The recent torrential monsoon rains in Uttarakhand and the subsequent floods which left thousands dead and caused extensive damage to property and institutions in the region could have been caused, surprisingly, by the paucity of low-pressure systems (convective activity) in the Western Pacific Ocean. So, hypothesises Dr. M.R. Ramesh Kumar.

Dr. Kumar is Chief Scientist, Physical Oceanography Division, National Institute of Oceanography, Goa. Convective activity in Bay of Bengal and Eastern Equatorial Indian Ocean brings rainfall over the subcontinent while convective activity in the Western Pacific Ocean diverts rain-bearing winds away from the subcontinent.

The monsoon advanced and covered the subcontinent a whole month ahead of usual and brought copious rainfall all over, including Uttarakhand.

In the months of March, April and May there were very few convective systems in the Western Pacific Ocean while there was ample convective activity in the Bay of Bengal and Eastern Equatorial Indian Ocean.

Dr. Kumar explained in a telephone communication to this correspondent that convective activity is associated with low pressure systems and these attract moisture-bearing winds.

In the ‘competition’ to attract moisture-bearing winds, Bay of Bengal came first due to high convectional activity followed by Eastern Equatorial Indian Ocean while the Western Pacific lost out due to low convection.

This brought about a rapid advance of the monsoon across the subcontinent by winds originating in the western Indian Ocean (including Arabian Sea).

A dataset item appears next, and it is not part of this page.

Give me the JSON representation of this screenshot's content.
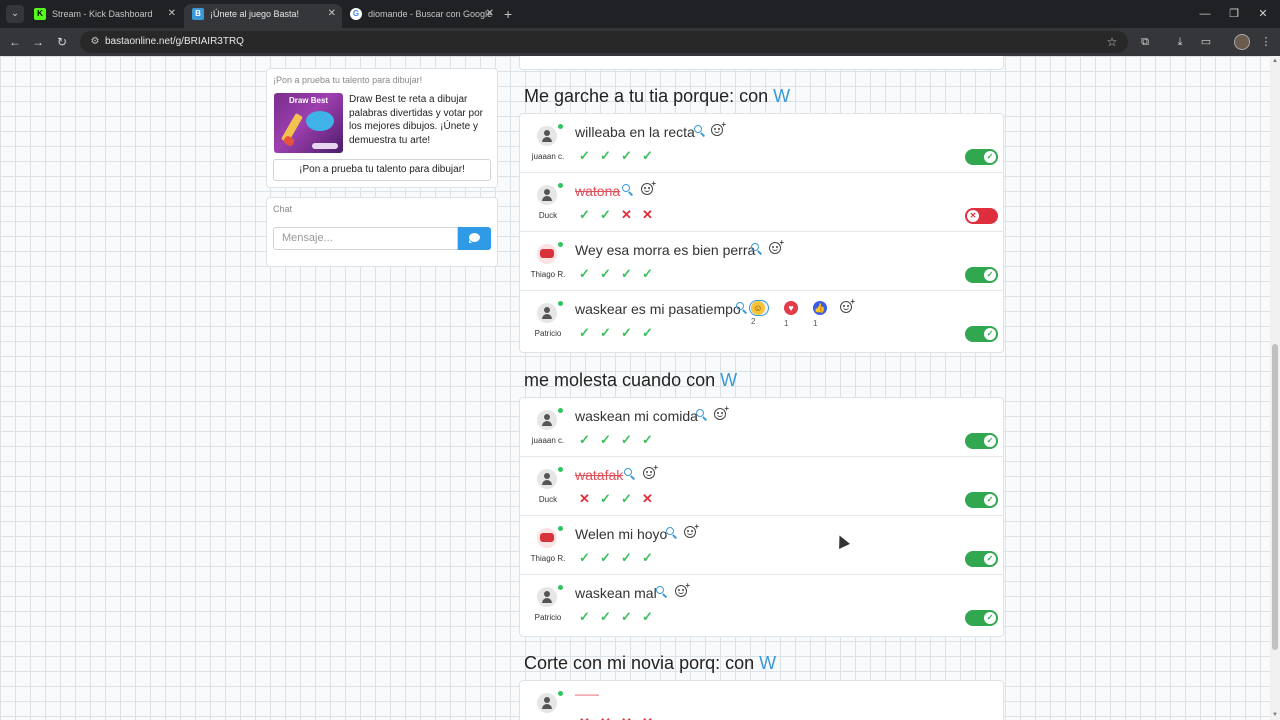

Another cause for heavy flooding of rivers, explains Dr. Kumar, was that it snowed heavily in the Himalayas in the pre-monsoon season (March, April and May). By June, the snow started melting, thereby increasing the water levels in rivers which originate from the Himalayas or downstream of the Himalayas.

Another contributing factor was the intense rainfall events in the month of June, which actually helped in causing the snow to melt much faster.

Explaining the role of rainfall in snow and ice melting, Dr. Kumar notes in an email to this correspondent: “Water, which has a higher heat capacity than air, helps in melting of snow or ice much faster when they come in contact with it even when both air and water have the same temperature. The molecules in liquid water are more tightly packed than the molecules in air, allowing more contact with the snow or ice and a greater rate of heat transfer. This accelerates the process of snow and ice melting.”